Power-to-gas-externaliteiten Noordzee
Publieke samenvatting / Public summary
On the North Sea, two clear trends evolve in the energy landscape: on the one hand the process of gradually decommissioning the about 600 oil and gas installations, and on the other hand the massive investment from all North Sea countries in offshore wind activity. This dual development raises the issue if there is scope for collaboration between the oil and gas and offshore wind operators. One potentially promising area in this regard is using oil and gas platforms that run out of operation for conversion and possibly storage of offshore wind energy to develop more economical ways for transport, storage, and use of this energy than if it would need to be transported to shore via new e- grid systems.
In this study, the perspective has been taken to relate the calculations and simulations to two platforms (G17d and D18a), and to take into account not only the conversion and storage costs and benefits, but also those related to the energy transport, even if the latter may be an externality to the operators’ activities. For both platforms, two cases have been distinguished: one in which all wind energy is transported to the platform for conversion, so that a new e-grid connection between the wind farm and shore is no longer necessary (G-only case); and one in which the e-grid connection between the wind farm and shore still exists, so that operators have the choice to bring the wind energy to shore either by way of electrons, or, after conversion, by way of molecules (E+G case).
For the G-only case, it was analysed how much electrolyser capacity would optimally be used to service a wind farm of a certain capacity. Based on an economic model and given wind profiles, it turned out that the optimal ratio was about 78%.
With respect to the issue how much electrolyser capacity could be positioned on a platform, given weight and surface area restrictions, it turned out that a complete production platform (G17d) can host up to about 250 MW electrolyser capacity, based on the modern generation of electrolysers currently under development. A much smaller satellite platform such as D18a could host up to about 60 MW of electrolyser capacity.
With the help of a model developed to assess the economics of offshore conversion and related transport, it has been assessed what the net present value (NPV) would be under a range of assumptions with respect to input and output variables, OPEX and CAPEX of technical devices, and grid and gas treatment costs.

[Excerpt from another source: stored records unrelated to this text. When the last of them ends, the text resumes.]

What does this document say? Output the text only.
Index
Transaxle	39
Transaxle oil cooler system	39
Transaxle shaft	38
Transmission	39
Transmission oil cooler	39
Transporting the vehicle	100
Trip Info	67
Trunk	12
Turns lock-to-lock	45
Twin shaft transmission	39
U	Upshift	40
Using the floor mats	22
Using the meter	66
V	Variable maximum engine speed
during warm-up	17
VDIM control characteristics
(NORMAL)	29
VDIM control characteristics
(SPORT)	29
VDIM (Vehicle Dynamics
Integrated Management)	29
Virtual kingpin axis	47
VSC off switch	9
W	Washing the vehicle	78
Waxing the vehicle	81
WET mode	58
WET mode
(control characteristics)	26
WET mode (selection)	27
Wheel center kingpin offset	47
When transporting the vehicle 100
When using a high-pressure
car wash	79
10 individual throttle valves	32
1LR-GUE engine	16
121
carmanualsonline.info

Based on the available market data, different assumptions have been made on ‘green’ hydrogen prices, ranging between €1.56/kg and €4.67/kg.
In terms of optimal transport modes through the gas grid, it turned out that depending on the distance from the platform to shore, it was either optimal (e.g. for faraway North Sea locations) to admix the hydrogen to the natural gas flow and separate it once on shore, or (typically for near-shore locations providing significant volumes of hydrogen) to invest in a dedicated grid for hydrogen.
The results from the base case showed that even when taking into account the externalities, NPV values are negative for virtually all E+G cases (i.e. except from the case in which a limited electrolyser capacity is added to the still operational platform G17d, and hydrogen prices are at the top side of the range). The explanation is that the transport/grid costs obviously dominate this picture, because the net ‘decommissioning bonus’ is relatively small compared to the transport/grid costs.
For the G-only case, NPV values turned out to be negative if prices for ‘green’ hydrogen would be at the low end of the range. However, if prices for ‘green’ hydrogen would move up towards the upper level of the range, then serious positive NPVs seem to be feasible.
The subsequent sensitivity analysis for a positive future scenario (assuming lower electrolyser CAPEX prices, lower power prices, a favourable EU ETS and subsidy regime, and modest WACC requirements) revealed moreover the following. If a combination of those four positive factors applies, all cases assuming a upper-range ‘green’ hydrogen price (both G-only and E+G cases) do show a positive, and sometimes substantially positive, NPV.
Overall, it looks like offshore conversion can economically indeed be very promising, but typically if the combination of a platform-for-conversion with a wind farm can fully replace the e-grid connection to shore, and/or if the ‘green’ hydrogen will receive a distinctly higher price than the current bulk-level market price for ‘grey’ hydrogen.
In the simulations for the G-only cases, we found break-even values for the offshore-produced ‘green’ hydrogen prices ranging between €2.84/kg and €3.25/kg for the positive future scenario. In other words, ‘green’ hydrogen prices will have to amount to somewhat less than double the currently assumed price level for bulk volumes of ‘grey’ hydrogen (€1.56/kg) in order to get break even in a future positive scenario. If, instead, the current business conditions (i.e. the base case, or for future developments a relatively pessimistic scenario) would still apply in the future, the break-even values of ‘green’ hydrogen for the G-only cases turned out to range between €4.26/kg and €4.63/kg.